Hidangan klasik Korea, bibimbap secara tradisional disantap pada malam sebelum Tahun Baru Imlek, masa pembaharuan. Namanya secara harfiah berarti “beras dan banyak hal lainnya.” Hidangan disiapkan dengan mengambil semua sisa makanan Anda, mencampurnya dengan nasi dan, voila, makanan yang lezat.

Bibimbap itu sepertinya menatapku—dua telur mata sapi bertengger di atasnya. Ada banyak makanan kecil di dalam mangkuk tunggal ini. Beberapa elemen, seperti acar rumput laut, jelas merupakan banchan yang telah didaur ulang, yaitu bibimbap klasik. Ada juga nasi, daging sapi cincang halus, tauge, irisan wortel, kecap, cuka, minyak wijen, tahu, kol, gochujang (pasta cabai merah), jamur shitake, biji wijen, gula merah, dan bawang putih segar berhektar-hektar. Nasi duduk di bagian bawah mangkuk. Daging sapi, sayuran, dan yang lainnya meringkuk di sudutnya yang rapi.
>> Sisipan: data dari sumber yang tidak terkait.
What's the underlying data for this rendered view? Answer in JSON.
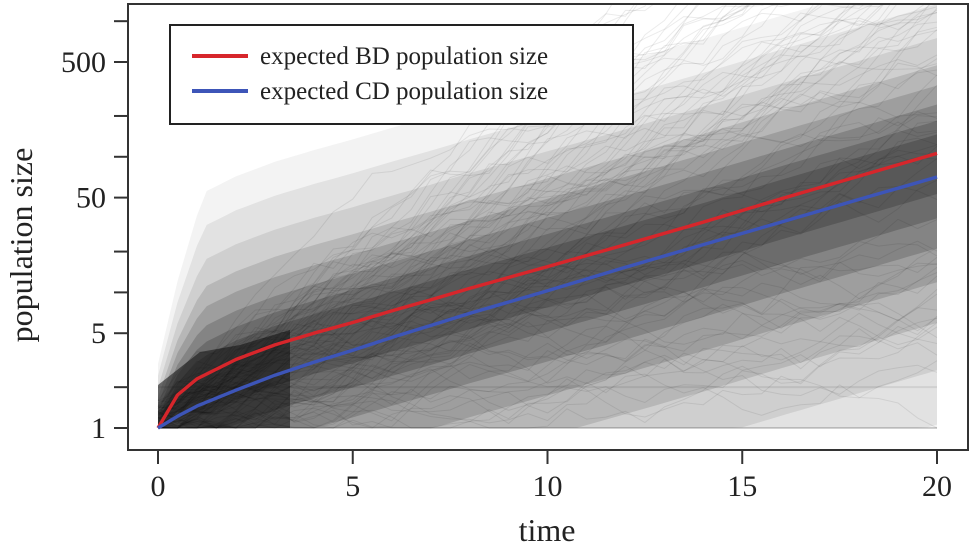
{
  "chart_data": {
    "type": "line",
    "title": "",
    "xlabel": "time",
    "ylabel": "population size",
    "xlim": [
      0,
      20
    ],
    "ylim": [
      1,
      1100
    ],
    "yscale": "log",
    "x_ticks": [
      0,
      5,
      10,
      15,
      20
    ],
    "x_tick_labels": [
      "0",
      "5",
      "10",
      "15",
      "20"
    ],
    "y_ticks": [
      1,
      5,
      50,
      500
    ],
    "y_tick_labels": [
      "1",
      "5",
      "50",
      "500"
    ],
    "y_minor_ticks": [
      2,
      10,
      20,
      100,
      200,
      1000
    ],
    "grid": false,
    "legend_position": "top-left",
    "series": [
      {
        "name": "expected BD population size",
        "color": "#d7262b",
        "x": [
          0,
          0.5,
          1,
          2,
          3,
          4,
          5,
          6,
          7,
          8,
          10,
          12,
          14,
          16,
          18,
          20
        ],
        "values": [
          1,
          1.75,
          2.3,
          3.2,
          4.1,
          5.0,
          6.0,
          7.3,
          8.8,
          10.7,
          15.5,
          22.5,
          33,
          49,
          72,
          106
        ]
      },
      {
        "name": "expected CD population size",
        "color": "#3d55b8",
        "x": [
          0,
          0.5,
          1,
          2,
          3,
          4,
          5,
          6,
          7,
          8,
          10,
          12,
          14,
          16,
          18,
          20
        ],
        "values": [
          1,
          1.22,
          1.45,
          1.9,
          2.45,
          3.05,
          3.75,
          4.65,
          5.7,
          7.0,
          10.3,
          15.3,
          22.5,
          33,
          48.5,
          71
        ]
      }
    ],
    "background": "simulated trajectories (grey shading)",
    "colors": {
      "trajectories": "#1a1a1a",
      "axis": "#333333"
    }
  }
}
Sebelum makan, Anda mencampur semuanya sendiri—semacam kisah petualangan yang Anda pilih sendiri.

Sementara saya menjelajahi gua-gua mangkuk saya yang luas, wanita tua itu menyeret kursinya ke seberang ruangan dan duduk di belakang saya. Saya menemukan ini menakutkan pada awalnya tetapi, setelah beberapa saat, anehnya meyakinkan dan penuh kasih sayang. Dengan setiap inci bibimbap yang saya habiskan, setiap teguk bir, wanita itu tersenyum, tertawa, dan menepuk punggung saya. Cicit perempuannya, jika dia memang seperti itu, menepuk lututku dan menjerit. Aku melahap makanan seolah-olah aku belum makan selama berhari-hari, dengan susah payah mengayunkan sumpit dengan keterampilan sebanyak yang aku bisa.

Saya tidak menyelesaikan makan tetapi, pada titik tertentu, hanya berhenti makan. Wanita paruh baya itu kembali, berbicara dengan tajam kepada wanita tua itu. Mereka menunjuk ke arahku, bergumam, membuat gerakan yang tidak bisa kuartikan. Saya membungkuk dan kamsahamnida secara atletis, menjelaskan, dalam bahasa Inggris, betapa hebatnya makanan itu.

Mereka tidak memberi saya cek, jadi saya menaruh 20.000 won—sekitar $16—di atas meja. Wanita tua itu datang, mengambil beberapa lembar uang besar dan membungkuk. “Terima kasih banyak.”

Apakah ini sebuah restoran? Saya tidak akan pernah tahu. Wanita itu tidak mengatakan “Ayo lagi,” atau memberiku mint setelah makan malam, jadi kurasa tidak. Yang saya tahu adalah bahwa keluarga saya sendiri jauh, dan, untuk waktu yang singkat, para wanita ini membuat saya merasa seolah-olah saya adalah bagian dari mereka.